Anyway, back to the episode.
Tags: Gilmore Girls
Posted at 10:14 pm | Comment (1)
30th December, 2007
This Is Getting Better
So I am staying until next week as planned. Good, no?
Yesterday, RN invited me to go to a party with him and his friends at a hotel. I knew that if I had someone pick me up, I would have inconvenience that person later on when I would want to leave because I knew that I was not going to stay over. My only other option would be to ask my parents for the car and after much consideration, I asked them.

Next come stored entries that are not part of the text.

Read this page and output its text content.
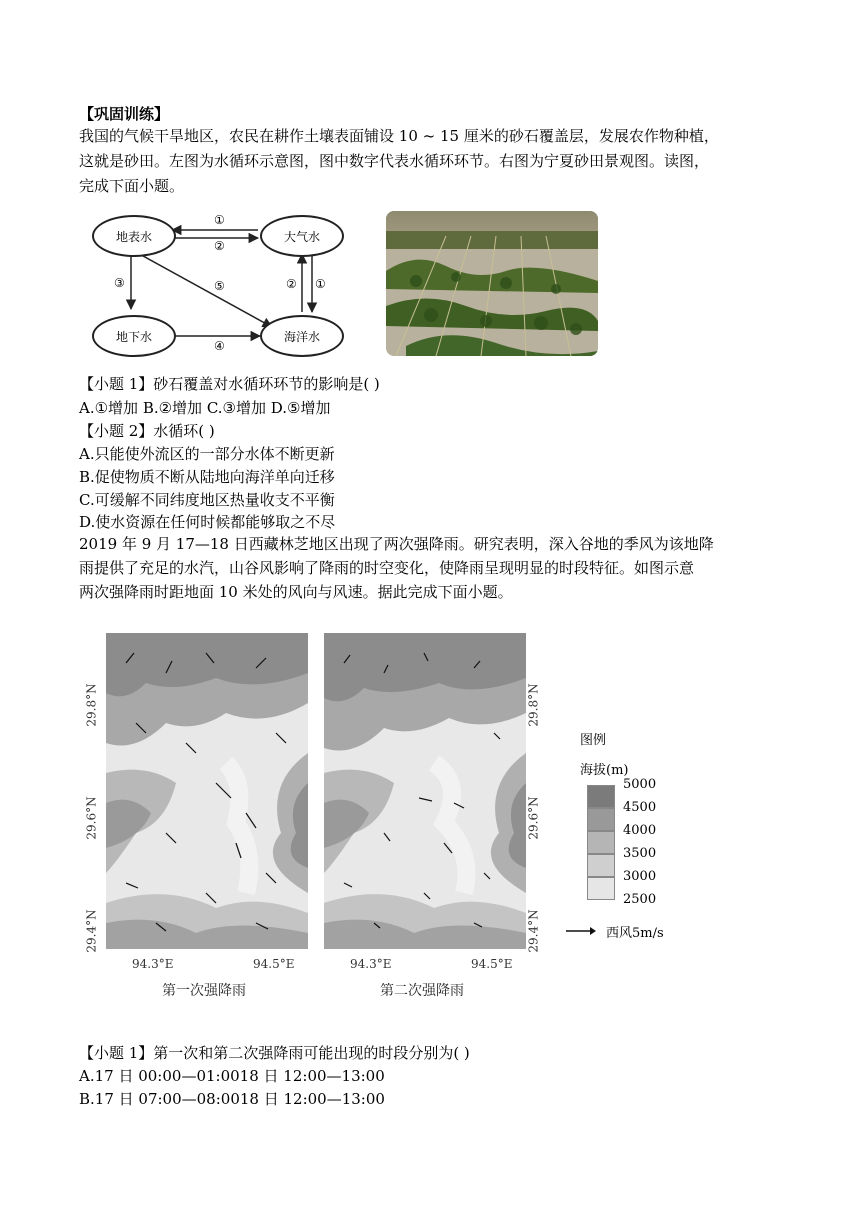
【巩固训练】
我国的气候干旱地区，农民在耕作土壤表面铺设 10 ~ 15 厘米的砂石覆盖层，发展农作物种植，
这就是砂田。左图为水循环示意图，图中数字代表水循环环节。右图为宁夏砂田景观图。读图，
完成下面小题。
地表水	大气水
地下水	海洋水
①
②
③	⑤	② ①
④
【小题 1】砂石覆盖对水循环环节的影响是( )
A.①增加 B.②增加 C.③增加 D.⑤增加
【小题 2】水循环( )
A.只能使外流区的一部分水体不断更新
B.促使物质不断从陆地向海洋单向迁移
C.可缓解不同纬度地区热量收支不平衡
D.使水资源在任何时候都能够取之不尽
2019 年 9 月 17—18 日西藏林芝地区出现了两次强降雨。研究表明，深入谷地的季风为该地降
雨提供了充足的水汽，山谷风影响了降雨的时空变化，使降雨呈现明显的时段特征。如图示意
两次强降雨时距地面 10 米处的风向与风速。据此完成下面小题。
29.8°N
29.6°N
29.4°N
29.8°N
29.6°N
29.4°N
94.3°E	94.5°E	94.3°E	94.5°E
第一次强降雨	第二次强降雨
图例
海拔(m)
5000
4500
4000
3500
3000
2500
西风5m/s
【小题 1】第一次和第二次强降雨可能出现的时段分别为( )
A.17 日 00:00—01:0018 日 12:00—13:00
B.17 日 07:00—08:0018 日 12:00—13:00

I was surprised to find that my father had allowed me to take the car so easily, so I took my sister’s advice and I told him my plan. I told him that I was going to head back and if in a month I had not found a job again, I would consider going back home. I told him that I had already spoken to a woman who’s going to help me find a job and that for the summer, I would consider taking a class or two. He knows that since I will not be attending the Spring semester I will not get financial aid over the summer and he says he will be willing to pay for that all. It is quite expensive to take a summer course since every unit is at least $200. I told him that I may or may not feel confident enough to take classes, but at least I said that instead of promising to take classes, right?
Anyway, when I was talking to him, he wasn’t angry. He had on a concerned look, but that is quite understandable. Since then, I have felt much more at ease here knowing that there isn’t any awkward tension between us. Or at least I think there isn’t any.
The party was rather mellow. It wasn’t large; probably about eight people or so when I was there. They had a hookah and participated in that for a while. I met some rather interesting people. There was a guy, M, who was trying to do something with magic. I don’t want to try explain it all, but it had to do with gathering five trump cards from a tarot card set. We did a lot of lounging around and just talking. I finally had to go and drove RN home before heading home myself. I don’t know if it got crazier after I left since they didn’t buy the alcohol until then, but it was still a nice party to go to.
As for today, I’ve just been at home holed up in my room watching Gilmore Girls and listening to new music. There’s a bunch going on in my head (and sadly, my heart), but for now, I just want to try and erase it all and pretend that I’ve forgotten.